A tal proposito mi piace ricordare un evento di cui sono stato testimone in occasione dei lavori di ristrutturazione del Seminario vescovile (quello antico, ubicato in piazza Pio XI , di fronte alla basilica cattedrale).
L’attuale atrio interno circondato dal quadriportico era un piazzale in terra battuta, caratterizzato dalla presenza di qualche albero di mandarino, dal quale si accedeva ai locali interni di piano terra (cappella, refettorio, ecc.) ed a quelli di primo piano attraverso una scala scoperta, a staffa di cavallo, costituita da due rampe curve convergenti al primo pianerottolo scoperto sul cui parapetto era eretta la statua di S. Filippo Neri.

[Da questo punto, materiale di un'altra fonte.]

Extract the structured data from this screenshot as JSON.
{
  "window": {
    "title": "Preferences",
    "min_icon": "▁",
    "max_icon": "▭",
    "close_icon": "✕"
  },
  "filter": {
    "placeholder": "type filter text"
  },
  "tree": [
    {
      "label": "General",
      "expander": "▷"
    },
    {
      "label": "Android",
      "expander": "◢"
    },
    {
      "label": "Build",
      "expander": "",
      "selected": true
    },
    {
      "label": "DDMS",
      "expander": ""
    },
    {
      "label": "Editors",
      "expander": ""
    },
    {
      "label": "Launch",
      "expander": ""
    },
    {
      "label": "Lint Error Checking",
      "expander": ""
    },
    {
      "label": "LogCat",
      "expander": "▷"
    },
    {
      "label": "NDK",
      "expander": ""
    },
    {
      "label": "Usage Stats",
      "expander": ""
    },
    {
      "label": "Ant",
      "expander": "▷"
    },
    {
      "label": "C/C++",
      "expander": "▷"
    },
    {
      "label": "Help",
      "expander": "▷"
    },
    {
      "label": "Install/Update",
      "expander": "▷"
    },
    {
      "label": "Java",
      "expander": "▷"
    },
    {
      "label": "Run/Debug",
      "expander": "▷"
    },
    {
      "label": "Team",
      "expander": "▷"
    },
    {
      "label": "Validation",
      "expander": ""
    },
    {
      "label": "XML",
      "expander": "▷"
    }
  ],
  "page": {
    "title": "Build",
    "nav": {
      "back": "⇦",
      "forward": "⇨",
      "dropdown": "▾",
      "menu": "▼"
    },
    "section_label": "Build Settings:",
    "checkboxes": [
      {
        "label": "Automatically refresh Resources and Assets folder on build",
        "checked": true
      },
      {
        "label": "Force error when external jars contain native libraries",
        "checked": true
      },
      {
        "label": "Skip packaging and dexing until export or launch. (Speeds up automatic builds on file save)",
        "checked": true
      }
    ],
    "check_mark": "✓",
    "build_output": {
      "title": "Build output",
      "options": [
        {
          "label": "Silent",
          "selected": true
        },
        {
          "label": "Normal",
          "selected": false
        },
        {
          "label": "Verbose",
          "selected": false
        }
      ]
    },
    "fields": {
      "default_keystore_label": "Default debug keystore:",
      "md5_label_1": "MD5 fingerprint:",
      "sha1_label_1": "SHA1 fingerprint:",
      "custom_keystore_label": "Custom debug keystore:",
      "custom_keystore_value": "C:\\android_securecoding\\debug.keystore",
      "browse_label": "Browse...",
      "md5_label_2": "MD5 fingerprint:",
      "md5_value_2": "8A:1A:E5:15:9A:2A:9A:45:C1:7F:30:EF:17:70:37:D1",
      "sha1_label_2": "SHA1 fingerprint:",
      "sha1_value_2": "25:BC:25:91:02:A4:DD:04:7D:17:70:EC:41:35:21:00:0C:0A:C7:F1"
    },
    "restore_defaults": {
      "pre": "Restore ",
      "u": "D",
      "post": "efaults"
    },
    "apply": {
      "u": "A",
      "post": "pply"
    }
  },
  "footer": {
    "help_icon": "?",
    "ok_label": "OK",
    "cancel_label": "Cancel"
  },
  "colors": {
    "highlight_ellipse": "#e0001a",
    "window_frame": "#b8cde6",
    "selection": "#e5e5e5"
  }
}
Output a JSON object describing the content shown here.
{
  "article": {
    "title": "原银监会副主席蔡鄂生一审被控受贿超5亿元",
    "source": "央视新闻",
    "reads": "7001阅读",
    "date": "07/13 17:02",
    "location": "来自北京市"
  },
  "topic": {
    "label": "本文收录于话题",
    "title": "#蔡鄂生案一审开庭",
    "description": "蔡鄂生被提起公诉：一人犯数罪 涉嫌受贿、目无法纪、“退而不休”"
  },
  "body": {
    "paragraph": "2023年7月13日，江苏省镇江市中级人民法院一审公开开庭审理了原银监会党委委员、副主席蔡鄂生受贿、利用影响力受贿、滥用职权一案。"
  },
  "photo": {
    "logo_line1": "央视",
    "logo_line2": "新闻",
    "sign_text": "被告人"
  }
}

Nel corso dei lavori di ristrutturazione, poiché la scala andava demolita e la statua andava rimossa, per evitare onerosi costi di trasporto, i gradini monolitici, in pietra di Trani o Apricena, finemente bocciardati, vennero riutilizzati sul posto per la costruzione del marciapiede esterno sulla facciata prospiciente piazza PIO XI e la statua di S. Filippo Neri venne letteralmente precipitata (nell’operazione si staccò la testa) e affossata in una buca capiente, scavata al piede del parapetto su cui era collocata in precedenza.
Prima dell’affermarsi dell’uso delle macchine termiche ed elettriche, ogni attività umana era orientata al superamento delle forze della natura (principalmente la forza di gravità) e così, nel corso dei secoli, non era mancato il ricorso a geniali innovazioni tecnologiche che, dall’invenzione della ruota, avevano caratterizzato l’impegno delle intelligenze a creare dispositivi ed utensili per contenere gli sforzi fisici e rendere possibile ciò che naturalmente non lo era.